The MRC’s decision to eliminate the bioinformatics group has already begun to take its toll on the EMBOSS team, Bleasby added. One of the project’s developers has taken a post at the Sanger Institute, where he has been granted permission to continue to maintain the Jemboss GUI. “It’s not an ideal solution, but it’s as good as we could hope for,” Bleasby said. “Heck, in this position, if somebody offers you a job, you’re not going to refuse.”
A Year to Plan
As the RFCGR team is dissolved, it’s likely that other developers will be able to support EMBOSS under similar arrangements, but Bleasby said that he and his colleagues are exploring options that would keep as many of the core developers together as possible. One possibility, he said, would be for the MRC, BBSRC, or industry to fund several “virtual desks” at EBI or another research center for developers to work on the project full-time.

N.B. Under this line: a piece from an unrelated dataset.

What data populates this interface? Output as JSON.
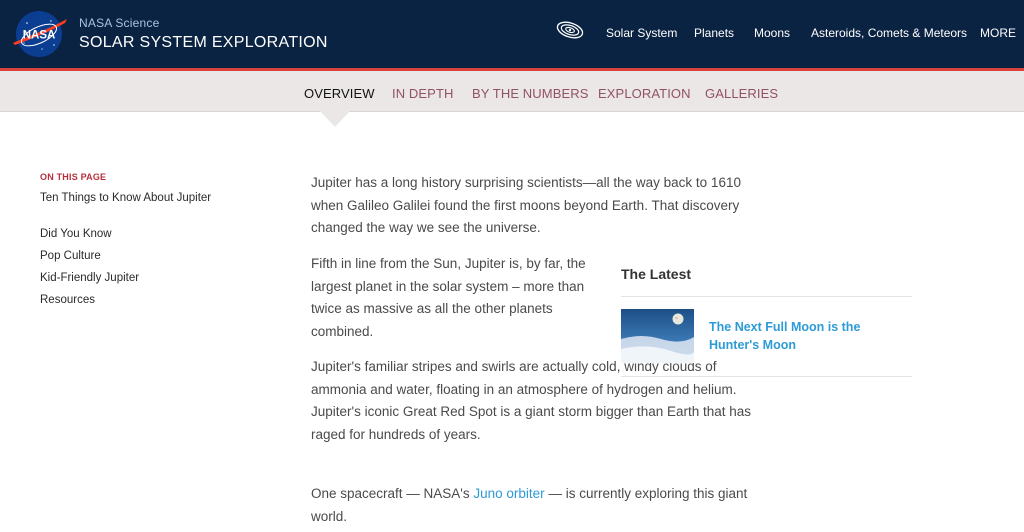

Bleasby said he’s also collecting letters of support from EMBOSS users, and hasn’t lost hope that MRC and BBSRC will “have a revelation that their institutes and their scientists do use the software.”
While there is a full year to plan for the closure of the RFCGR group, “a year is not a long time in trying to arrange this sort of thing, so a start has to be made now,” Bleasby said. “You can imagine as people are finding jobs, they will be leaving.”
Funding Crisis?
The elimination of the RFCGR bioinformatics group follows on the MRC’s decision to cut funding for the pioneering Staden package last year [BioInform 05-05-03], raising questions about the future of bioinformatics funding in the UK.
In an official statement released May 14, MRC said, “Competition for MRC funding is extremely high and, overall, the Center’s future plans were deemed uncompetitive.” MRC said it would “actively consider” which of the center’s services and resources are “essential,” and which scientific programs of work might be funded elsewhere.
“The center has made an important contribution to medical science with its role in the Human Genome Project and it’s never an easy decision to close a research unit,” said Colin Blakemore, MRC CEO, in the statement. “But science is continually evolving and we must ensure that our limited resources are used to focus on delivering the very best science in a manner which reflects best value for money.”
The MRC did not respond to BioInform’s requests for comment on the council’s future bioinformatics funding outlook.
BBSRC, meanwhile, “has no plans to reduce its commitment to bioinformatics research,” according to a council spokesman, and “is keen to expand its funding.” Andrew McLaughlin, media officer at BBSRC, told BioInform via e-mail that the council has not ruled out direct funding of EMBOSS, “but any application will be fully peer reviewed and will have to successfully compete for BBSRC funds against all other grant applications if it is to be supported.”